The fly in the ointment was provided by Credit Suisse’s research people who calculated that S&P call options are at their cheapest level in five years. Option-implied volatility is normally a good indicator of a shift in momentum as options offer the easiest and least disruptive method of expressing a view on directional expectations and a drop in the price of calls points to buying pressure decreasing. This might just be a quirk but you have three days left to sell in May and go away and to come back on St Ledger’s Day. That, incidentally, is September 13th for those who wish to do so.

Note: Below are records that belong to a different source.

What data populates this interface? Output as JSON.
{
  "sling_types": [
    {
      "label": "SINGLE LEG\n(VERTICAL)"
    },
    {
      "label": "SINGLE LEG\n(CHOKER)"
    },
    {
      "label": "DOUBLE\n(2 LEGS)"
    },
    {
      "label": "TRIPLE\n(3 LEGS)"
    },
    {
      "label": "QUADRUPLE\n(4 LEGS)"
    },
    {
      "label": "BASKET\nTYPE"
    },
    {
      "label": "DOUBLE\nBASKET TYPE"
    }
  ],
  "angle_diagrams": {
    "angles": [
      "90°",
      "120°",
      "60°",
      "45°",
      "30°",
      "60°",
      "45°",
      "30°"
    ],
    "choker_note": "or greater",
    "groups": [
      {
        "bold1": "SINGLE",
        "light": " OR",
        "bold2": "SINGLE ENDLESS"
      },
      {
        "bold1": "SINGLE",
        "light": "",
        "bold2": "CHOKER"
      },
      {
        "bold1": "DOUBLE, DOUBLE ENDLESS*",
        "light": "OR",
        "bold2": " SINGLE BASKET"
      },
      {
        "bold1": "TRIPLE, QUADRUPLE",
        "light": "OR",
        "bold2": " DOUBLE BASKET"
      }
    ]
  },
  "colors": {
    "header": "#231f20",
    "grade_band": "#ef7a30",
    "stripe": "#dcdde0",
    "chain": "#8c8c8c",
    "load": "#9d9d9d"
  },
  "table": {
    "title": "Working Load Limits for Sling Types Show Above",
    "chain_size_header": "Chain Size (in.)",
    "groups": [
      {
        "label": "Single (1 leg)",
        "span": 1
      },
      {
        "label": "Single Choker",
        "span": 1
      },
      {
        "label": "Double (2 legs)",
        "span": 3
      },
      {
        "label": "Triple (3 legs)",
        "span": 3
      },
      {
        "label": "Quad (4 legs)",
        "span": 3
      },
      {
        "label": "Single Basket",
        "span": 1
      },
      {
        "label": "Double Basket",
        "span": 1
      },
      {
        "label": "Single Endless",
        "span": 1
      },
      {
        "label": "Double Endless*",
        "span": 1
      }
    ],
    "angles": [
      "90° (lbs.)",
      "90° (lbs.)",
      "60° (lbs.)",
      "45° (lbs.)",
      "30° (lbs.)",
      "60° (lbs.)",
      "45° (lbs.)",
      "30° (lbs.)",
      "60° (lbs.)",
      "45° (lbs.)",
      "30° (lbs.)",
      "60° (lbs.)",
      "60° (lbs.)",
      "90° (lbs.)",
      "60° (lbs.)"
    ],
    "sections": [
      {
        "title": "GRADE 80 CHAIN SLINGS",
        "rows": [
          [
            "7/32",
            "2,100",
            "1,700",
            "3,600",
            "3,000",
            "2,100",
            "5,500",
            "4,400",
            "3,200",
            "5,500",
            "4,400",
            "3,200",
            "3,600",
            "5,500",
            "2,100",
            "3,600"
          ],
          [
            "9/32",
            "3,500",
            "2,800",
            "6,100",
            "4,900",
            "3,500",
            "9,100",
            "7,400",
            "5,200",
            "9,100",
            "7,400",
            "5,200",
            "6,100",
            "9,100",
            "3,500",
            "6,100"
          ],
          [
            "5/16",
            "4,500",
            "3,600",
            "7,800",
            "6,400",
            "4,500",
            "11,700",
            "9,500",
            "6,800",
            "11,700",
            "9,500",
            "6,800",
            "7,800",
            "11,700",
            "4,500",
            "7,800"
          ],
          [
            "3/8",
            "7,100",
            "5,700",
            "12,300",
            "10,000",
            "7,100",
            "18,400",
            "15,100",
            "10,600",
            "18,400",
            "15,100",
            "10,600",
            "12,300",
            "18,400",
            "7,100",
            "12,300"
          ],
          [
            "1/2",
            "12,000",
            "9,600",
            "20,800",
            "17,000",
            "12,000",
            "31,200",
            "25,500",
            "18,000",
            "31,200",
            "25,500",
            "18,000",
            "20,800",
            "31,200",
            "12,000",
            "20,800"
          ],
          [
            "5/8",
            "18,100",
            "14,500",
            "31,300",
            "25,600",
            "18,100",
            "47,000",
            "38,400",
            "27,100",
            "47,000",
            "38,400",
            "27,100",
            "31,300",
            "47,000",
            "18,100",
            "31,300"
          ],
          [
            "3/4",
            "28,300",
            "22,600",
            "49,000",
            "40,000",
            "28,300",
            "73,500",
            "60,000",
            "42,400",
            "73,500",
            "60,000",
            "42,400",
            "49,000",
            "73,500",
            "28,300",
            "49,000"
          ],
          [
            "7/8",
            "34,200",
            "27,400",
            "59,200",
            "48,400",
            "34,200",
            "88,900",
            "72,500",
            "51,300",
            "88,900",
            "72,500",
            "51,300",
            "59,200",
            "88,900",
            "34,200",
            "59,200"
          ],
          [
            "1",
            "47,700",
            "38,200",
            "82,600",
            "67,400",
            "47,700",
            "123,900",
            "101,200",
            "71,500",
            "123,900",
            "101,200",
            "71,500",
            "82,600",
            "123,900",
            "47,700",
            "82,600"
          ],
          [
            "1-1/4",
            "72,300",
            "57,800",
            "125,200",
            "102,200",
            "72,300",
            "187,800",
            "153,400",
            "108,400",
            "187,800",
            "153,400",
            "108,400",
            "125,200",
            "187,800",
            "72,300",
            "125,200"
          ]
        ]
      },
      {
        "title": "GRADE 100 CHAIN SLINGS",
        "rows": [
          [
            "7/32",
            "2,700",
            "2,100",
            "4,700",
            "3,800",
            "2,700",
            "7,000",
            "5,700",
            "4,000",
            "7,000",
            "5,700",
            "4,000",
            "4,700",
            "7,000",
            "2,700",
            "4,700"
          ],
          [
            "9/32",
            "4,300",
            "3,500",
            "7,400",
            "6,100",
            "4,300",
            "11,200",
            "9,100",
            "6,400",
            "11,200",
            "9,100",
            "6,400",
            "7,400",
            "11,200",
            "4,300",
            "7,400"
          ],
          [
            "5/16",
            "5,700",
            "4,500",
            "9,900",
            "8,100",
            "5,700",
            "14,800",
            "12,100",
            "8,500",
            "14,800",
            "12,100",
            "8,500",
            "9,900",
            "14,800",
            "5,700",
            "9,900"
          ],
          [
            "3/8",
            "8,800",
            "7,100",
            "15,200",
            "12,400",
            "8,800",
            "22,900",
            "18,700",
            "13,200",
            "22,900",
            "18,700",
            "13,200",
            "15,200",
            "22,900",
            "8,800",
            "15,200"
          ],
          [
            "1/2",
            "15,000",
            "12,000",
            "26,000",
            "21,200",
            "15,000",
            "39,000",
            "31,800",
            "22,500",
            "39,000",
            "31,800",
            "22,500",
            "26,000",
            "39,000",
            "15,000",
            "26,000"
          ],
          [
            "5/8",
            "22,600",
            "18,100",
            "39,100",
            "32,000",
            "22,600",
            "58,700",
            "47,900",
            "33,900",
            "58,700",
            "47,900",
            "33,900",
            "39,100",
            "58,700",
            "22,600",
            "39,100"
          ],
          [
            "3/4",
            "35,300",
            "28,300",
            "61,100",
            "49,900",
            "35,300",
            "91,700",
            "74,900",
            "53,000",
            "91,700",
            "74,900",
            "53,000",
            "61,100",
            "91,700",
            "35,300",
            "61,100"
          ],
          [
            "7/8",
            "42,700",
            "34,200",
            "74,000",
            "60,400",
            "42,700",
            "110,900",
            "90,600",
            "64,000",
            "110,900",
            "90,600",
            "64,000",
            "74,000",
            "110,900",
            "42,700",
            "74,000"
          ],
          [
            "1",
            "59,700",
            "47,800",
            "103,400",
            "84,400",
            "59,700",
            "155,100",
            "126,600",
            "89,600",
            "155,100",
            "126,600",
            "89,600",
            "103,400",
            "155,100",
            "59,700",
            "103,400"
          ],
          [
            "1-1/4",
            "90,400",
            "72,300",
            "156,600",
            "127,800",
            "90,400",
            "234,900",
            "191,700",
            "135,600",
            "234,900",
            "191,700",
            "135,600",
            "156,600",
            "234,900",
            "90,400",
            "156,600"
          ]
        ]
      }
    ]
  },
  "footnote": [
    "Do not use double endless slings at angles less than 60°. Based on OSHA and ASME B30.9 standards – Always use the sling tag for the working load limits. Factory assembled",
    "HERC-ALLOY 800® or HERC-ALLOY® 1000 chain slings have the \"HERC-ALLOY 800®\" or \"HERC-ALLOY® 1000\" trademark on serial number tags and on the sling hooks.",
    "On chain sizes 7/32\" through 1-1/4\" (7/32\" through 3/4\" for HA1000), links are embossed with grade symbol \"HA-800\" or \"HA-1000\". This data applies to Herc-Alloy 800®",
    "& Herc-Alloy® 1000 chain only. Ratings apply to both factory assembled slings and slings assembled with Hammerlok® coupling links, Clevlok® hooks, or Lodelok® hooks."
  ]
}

Is anyone still following the oil price? Since trading as low as US$91.24 pbb in January, WTI has twice popped north of US$105.00 – once at the beginning of March and once in mid-April – although on both occasions if fell straight back to below US$100.00. It is now, for the third time, taking a run at $105.00, having closed last night at US$104.23 and technical guys would sense that failing to break a level twice is not serious and that it is the third run which counts.

Sure, the summer driving season is upon us and US oil prices always rally in between June and August but if we break the key resistance level and get to US$105.50, oil has to be a buy through to at least US$110.00 or even US$115.00.